The next time he was dying in hospital, I kissed him goodbye, and said “I love you,” as usual.

And he squeezed my hand, kissed me back, and said, “I love you, too.” Out loud. I heard him. And I knew I’d never hear that again, but that was okay, because he’d actually said what I’d always known anyway, and I knew that he knew that he’d never see me again, and that’s why he said it, finally, just in case I was wondering, maybe…

But he got better.

We’ve had many more chances to talk since then, and we’ve made the most of it. I’ve gotten a lot of wonderful bloggable stories of his life, and those that haven’t been told here yet, will be in future, I promise that. My dad was a great storyteller.

We talked, too, of what it was like to be near the end. He was pleased with his life. He’d done almost everything he’d wanted to do (“…and some things I didn’t know I wanted to do, but I did them anyway,”), and he didn’t have any regrets that he could think of.

I’m comforted to know that near the end of things, my dad was able to look back on it all, and feel content that he’d had a full life. And that he wasn’t afraid. But I think it’s also important to remember that from his standpoint, “It sure went fast.” I imagine, if we all live to be 87, we’ll feel the same. So, if we want to do something, we’d better get at it. I would hate to look back and wish for things to be different.

The last time I saw him, in a different hospital, eating a piece of pie, with a non-cooperative, trembling hand, I realized he might never get any more pie. He wasn’t supposed to have this piece of pie, but there comes a time when restrictive diets just don’t matter anymore, do they?

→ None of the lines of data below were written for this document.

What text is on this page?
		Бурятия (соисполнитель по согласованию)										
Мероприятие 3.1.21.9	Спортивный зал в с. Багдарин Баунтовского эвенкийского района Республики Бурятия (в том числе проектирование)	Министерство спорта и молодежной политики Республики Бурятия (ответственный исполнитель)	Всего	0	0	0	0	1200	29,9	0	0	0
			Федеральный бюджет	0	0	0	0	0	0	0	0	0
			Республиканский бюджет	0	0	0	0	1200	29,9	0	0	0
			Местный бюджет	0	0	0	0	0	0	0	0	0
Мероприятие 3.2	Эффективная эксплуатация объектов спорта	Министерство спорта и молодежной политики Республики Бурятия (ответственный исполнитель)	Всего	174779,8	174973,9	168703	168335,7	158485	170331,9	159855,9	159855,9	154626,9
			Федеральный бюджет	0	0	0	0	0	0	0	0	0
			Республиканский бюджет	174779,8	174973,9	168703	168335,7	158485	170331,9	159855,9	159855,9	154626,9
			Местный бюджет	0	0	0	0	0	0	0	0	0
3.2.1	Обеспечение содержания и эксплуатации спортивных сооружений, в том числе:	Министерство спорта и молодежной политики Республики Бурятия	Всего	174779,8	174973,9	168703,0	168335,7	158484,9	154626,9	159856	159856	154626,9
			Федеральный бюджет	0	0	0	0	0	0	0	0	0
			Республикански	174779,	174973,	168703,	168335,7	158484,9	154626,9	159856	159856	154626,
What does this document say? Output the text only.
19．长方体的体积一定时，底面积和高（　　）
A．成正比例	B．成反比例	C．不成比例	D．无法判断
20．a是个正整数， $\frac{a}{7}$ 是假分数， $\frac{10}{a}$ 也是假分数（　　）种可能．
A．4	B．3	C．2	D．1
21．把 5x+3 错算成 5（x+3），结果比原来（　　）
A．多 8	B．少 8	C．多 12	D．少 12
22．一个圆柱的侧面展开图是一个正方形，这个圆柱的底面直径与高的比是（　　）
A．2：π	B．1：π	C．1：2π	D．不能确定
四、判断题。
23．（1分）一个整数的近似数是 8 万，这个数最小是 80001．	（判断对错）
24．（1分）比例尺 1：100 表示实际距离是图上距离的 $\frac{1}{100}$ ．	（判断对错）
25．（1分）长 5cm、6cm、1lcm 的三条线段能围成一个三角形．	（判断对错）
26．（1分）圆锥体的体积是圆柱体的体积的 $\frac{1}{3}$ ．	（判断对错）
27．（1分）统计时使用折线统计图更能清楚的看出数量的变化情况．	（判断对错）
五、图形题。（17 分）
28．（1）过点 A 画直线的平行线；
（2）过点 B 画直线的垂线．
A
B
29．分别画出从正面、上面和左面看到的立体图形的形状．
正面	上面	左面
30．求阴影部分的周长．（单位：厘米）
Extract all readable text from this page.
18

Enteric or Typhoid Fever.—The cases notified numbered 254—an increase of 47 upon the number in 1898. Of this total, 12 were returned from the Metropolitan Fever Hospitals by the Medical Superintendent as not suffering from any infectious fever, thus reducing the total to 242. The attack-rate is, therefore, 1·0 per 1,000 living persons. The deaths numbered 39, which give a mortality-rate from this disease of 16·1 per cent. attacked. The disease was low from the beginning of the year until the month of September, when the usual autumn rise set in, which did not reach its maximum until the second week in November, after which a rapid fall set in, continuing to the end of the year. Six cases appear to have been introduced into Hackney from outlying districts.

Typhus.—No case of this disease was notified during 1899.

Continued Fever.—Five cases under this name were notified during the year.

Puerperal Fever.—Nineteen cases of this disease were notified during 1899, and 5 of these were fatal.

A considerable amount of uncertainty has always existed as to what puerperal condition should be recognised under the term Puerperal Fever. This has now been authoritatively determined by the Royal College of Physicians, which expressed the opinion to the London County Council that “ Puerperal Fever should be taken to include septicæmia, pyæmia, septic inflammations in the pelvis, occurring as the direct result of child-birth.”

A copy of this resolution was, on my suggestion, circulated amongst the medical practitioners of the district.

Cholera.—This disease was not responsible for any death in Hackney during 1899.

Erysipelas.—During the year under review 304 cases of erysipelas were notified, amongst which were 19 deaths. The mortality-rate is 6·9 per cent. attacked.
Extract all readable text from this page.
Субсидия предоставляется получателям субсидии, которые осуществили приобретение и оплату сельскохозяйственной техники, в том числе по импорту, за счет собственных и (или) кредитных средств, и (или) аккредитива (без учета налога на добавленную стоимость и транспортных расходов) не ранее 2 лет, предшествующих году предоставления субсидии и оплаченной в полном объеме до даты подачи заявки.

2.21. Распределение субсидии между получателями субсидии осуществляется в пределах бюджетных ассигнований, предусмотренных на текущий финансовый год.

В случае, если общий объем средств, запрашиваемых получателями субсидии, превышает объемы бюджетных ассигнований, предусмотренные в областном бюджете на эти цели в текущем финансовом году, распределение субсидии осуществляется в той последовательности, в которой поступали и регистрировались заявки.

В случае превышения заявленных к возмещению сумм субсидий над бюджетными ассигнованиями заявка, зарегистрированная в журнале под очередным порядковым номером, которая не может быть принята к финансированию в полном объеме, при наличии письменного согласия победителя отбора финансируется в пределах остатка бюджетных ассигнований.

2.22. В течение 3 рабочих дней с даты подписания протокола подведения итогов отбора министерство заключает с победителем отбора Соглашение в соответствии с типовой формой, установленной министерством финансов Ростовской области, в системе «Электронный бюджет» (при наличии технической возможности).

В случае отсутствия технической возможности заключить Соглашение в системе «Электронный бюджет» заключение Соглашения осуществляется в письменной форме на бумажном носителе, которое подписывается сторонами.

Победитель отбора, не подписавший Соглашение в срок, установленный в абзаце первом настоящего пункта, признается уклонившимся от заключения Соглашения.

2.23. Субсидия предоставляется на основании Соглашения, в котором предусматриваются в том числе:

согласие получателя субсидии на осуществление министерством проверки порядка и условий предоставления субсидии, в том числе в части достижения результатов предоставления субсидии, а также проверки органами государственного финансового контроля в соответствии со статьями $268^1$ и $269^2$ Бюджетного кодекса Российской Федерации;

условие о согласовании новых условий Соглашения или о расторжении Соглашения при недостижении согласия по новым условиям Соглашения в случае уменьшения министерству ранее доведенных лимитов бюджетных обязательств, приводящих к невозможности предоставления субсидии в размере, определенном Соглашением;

The best meals for my dad always ended with a piece of pie, something he would complain about to my mother, if she didn’t provide it. He was known to say to company around the dinner table, “Gee, I’m awful glad you’ve come for supper. If you hadn’t, I wouldn’t have got any pie.”

And here he was, eating what might be the last piece of pie in his nearly 88 years, and his damned hand couldn’t catch it on the spoon. So I tried to help, as best I could, guiding his hand to scoop it up, and he said what I was certain would be his final words to me, knowing, I imagine, that we would never get the chance to speak again.

“Hey, you. Quit tryin’ to steal my pie.”

As last words go, they were good ones – if you knew my dad.

But he got better. Sort of. He said many more things to me, but right now, I can’t remember any of them.

He had a few more set backs, but he did get out of hospital, and he did get more pie. He never quite got back up to himself again, though.

And this morning, at 5:15, My Brother the Trespasser called to tell me he’d gone in his sleep. I imagine his last words would have been to my mother: “Goodnight, then…”

If I could have been there when Dad breathed his last, I like to think I’d have had the nerve to say, as my goodbye to him, “So long, and thanks for all the fish.” It would have been a way to let him know I appreciated everything he’d done for me over the years – which was a helluva lot. More than I deserved.

It would have made him laugh, too, even though he’d never seen the Hitchhiker movie, nor would he have read the book, or ever even heard of Douglas Adams. But he’d have remembered all that whitefish, and he would have laughed, I know. And to go out laughing would have been just his style.

Instead, he made me laugh, with “Quit tryin’ to steal my pie.”

I think, though, that what he meant was, “I love you.”